Occasionally, I can't resist the temptation to digress into other legal areas.  Today's opinion by the Ninth Circuit Court of Appeals in Anderson v. City of Hermosa Beach  (Case No. 08-56914, Sept. 9, 2010) is one of these irresistable tempations. 

That case involved a challenge to a city's ban on tattoo parlors.  No, the city didn't ban tattoos, just the parlors.  In finding the ban unconstitutional, the court held that "tattooing is purely expressive activity rather than conduct expressive of an idea, and is thus entitled to full First Amendment protection".  In other words, not only is a tattoo protected speech, the process of getting a tattoo is protected as well.  Notably, the Ninth Circuit is in disagreement with other federal courts on the topic.  Hold Fast Tattoo, LLC v. City of North Chicago, 580 F.Supp. 2d 656, 659-61 (N.D. Ill. 2008); Yurkew v. Sinclair,495 F. Supp. 1248, 1253-55 (D. Minn. 1980); State v. Brady,492 N.E.2d 34, 39 (Ind. Ct. App. 1986); People v. O’Sullivan,409 N.Y.S.2d 332, 333 (App. Div. 1978); State v.

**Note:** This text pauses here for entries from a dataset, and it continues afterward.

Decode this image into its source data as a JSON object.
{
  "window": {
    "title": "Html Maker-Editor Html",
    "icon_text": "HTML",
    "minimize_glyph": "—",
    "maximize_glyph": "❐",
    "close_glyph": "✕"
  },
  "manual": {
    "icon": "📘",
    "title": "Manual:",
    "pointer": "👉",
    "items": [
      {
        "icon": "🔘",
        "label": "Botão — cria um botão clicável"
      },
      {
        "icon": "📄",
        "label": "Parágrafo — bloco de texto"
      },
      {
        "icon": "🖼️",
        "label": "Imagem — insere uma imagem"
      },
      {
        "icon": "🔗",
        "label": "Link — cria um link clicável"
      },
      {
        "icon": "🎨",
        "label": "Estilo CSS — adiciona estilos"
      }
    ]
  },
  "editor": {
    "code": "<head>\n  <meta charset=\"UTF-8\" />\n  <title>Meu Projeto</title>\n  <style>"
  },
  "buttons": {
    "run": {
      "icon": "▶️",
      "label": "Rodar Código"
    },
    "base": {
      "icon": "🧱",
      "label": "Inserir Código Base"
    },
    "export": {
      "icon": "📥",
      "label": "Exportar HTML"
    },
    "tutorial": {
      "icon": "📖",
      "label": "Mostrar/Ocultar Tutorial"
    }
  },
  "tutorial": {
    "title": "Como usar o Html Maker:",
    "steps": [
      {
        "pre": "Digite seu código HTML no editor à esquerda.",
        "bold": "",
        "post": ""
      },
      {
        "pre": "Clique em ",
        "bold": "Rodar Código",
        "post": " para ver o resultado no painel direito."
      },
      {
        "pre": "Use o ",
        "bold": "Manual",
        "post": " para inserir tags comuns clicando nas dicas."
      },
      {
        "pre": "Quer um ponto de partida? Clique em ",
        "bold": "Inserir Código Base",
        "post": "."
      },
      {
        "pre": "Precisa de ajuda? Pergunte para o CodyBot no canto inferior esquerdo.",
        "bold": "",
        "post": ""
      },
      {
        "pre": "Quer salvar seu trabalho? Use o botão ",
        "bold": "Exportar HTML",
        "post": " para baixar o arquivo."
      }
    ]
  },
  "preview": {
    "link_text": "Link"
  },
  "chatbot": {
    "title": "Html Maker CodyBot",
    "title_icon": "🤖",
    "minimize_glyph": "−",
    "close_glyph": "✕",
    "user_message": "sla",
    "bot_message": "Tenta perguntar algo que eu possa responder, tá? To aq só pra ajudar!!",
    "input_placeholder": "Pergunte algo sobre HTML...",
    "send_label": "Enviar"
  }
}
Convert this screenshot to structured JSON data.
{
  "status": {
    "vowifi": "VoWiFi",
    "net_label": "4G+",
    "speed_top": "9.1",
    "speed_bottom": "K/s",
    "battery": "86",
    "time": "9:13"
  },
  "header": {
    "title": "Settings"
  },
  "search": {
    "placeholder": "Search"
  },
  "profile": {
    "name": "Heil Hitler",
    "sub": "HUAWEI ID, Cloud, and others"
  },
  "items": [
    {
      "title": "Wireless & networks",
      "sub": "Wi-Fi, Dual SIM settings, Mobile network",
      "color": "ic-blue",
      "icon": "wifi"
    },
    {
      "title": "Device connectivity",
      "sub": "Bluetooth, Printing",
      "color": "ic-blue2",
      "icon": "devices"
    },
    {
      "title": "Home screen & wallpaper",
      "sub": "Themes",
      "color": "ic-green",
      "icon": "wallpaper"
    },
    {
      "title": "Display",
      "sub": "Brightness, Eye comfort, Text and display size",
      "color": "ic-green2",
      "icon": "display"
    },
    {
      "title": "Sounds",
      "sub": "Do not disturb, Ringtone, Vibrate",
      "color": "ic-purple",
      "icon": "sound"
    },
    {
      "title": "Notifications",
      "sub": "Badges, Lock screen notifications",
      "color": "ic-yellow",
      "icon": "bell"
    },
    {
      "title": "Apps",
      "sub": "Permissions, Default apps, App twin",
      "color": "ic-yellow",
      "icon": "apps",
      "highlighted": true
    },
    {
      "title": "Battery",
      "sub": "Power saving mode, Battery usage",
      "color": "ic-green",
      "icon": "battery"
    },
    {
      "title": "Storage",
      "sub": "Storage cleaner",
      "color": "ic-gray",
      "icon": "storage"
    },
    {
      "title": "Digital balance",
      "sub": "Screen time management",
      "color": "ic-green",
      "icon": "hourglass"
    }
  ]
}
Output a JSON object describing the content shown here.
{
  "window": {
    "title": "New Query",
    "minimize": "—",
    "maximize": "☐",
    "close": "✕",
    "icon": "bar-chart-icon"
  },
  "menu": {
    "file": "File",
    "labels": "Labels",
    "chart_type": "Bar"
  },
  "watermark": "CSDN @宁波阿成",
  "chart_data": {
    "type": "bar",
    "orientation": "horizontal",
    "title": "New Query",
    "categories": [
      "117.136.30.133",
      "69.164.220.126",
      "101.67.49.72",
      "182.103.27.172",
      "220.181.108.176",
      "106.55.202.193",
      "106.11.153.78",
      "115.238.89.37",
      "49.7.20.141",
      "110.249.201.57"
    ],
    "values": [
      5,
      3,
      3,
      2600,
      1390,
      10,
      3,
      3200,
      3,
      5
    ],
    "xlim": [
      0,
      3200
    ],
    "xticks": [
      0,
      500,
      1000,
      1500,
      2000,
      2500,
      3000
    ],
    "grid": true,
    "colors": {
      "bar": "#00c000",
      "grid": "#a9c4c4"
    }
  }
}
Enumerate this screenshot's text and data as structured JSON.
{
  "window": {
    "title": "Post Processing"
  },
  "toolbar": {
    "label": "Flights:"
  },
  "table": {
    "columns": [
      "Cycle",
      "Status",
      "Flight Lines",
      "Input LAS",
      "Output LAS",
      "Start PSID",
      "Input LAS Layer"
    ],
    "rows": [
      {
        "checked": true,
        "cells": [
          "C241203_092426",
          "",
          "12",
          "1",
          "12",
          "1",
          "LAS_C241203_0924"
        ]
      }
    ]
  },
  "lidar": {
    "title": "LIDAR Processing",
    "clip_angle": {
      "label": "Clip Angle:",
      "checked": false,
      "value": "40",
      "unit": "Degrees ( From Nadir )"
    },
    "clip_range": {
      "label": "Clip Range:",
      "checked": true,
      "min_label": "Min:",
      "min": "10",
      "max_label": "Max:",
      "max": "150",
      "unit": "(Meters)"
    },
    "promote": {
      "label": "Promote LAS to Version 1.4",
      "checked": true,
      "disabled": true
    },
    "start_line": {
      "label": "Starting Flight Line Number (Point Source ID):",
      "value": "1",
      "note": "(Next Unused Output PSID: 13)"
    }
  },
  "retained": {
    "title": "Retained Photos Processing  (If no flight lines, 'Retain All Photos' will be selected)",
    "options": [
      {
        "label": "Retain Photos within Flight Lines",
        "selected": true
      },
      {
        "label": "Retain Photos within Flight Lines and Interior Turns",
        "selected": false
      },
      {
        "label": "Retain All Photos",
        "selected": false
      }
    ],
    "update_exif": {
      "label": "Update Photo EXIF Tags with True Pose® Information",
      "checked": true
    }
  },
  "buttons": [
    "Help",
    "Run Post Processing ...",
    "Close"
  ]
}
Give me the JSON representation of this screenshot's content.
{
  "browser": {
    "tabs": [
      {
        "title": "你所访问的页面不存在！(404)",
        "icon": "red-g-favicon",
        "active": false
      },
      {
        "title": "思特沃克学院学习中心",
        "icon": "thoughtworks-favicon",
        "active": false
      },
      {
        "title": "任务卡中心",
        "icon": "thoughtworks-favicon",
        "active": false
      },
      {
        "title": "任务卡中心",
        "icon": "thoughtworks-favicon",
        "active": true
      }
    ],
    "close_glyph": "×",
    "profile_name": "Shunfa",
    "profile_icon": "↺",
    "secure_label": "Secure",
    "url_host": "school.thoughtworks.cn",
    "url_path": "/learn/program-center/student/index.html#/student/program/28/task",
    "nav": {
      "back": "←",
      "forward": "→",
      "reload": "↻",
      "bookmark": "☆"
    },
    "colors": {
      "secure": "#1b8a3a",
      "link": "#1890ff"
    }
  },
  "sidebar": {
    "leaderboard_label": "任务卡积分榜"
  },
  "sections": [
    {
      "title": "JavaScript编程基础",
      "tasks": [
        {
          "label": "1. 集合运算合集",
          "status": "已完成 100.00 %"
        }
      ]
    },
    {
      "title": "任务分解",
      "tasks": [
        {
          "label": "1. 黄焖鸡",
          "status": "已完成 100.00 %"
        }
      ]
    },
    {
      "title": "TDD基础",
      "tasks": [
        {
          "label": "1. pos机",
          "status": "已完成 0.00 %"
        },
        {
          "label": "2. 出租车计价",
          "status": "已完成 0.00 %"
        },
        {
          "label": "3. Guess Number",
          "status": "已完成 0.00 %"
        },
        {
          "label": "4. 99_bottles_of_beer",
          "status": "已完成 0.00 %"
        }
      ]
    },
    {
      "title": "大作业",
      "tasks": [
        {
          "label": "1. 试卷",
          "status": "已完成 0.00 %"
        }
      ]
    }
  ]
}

White, 560 S.E.2d 420, 423-24 (S.C. 2002); Blue Horseshoe Tattoo, V, Ltd. v. City of Norfolk, 72 Va. Cir. 388, 390 (Cir. Ct. 2007). 

So, the question may some day require the attention of the Supreme Court.  In the meantime, we here in California can enjoy our constitutional right to inject ink into the living parchment of others.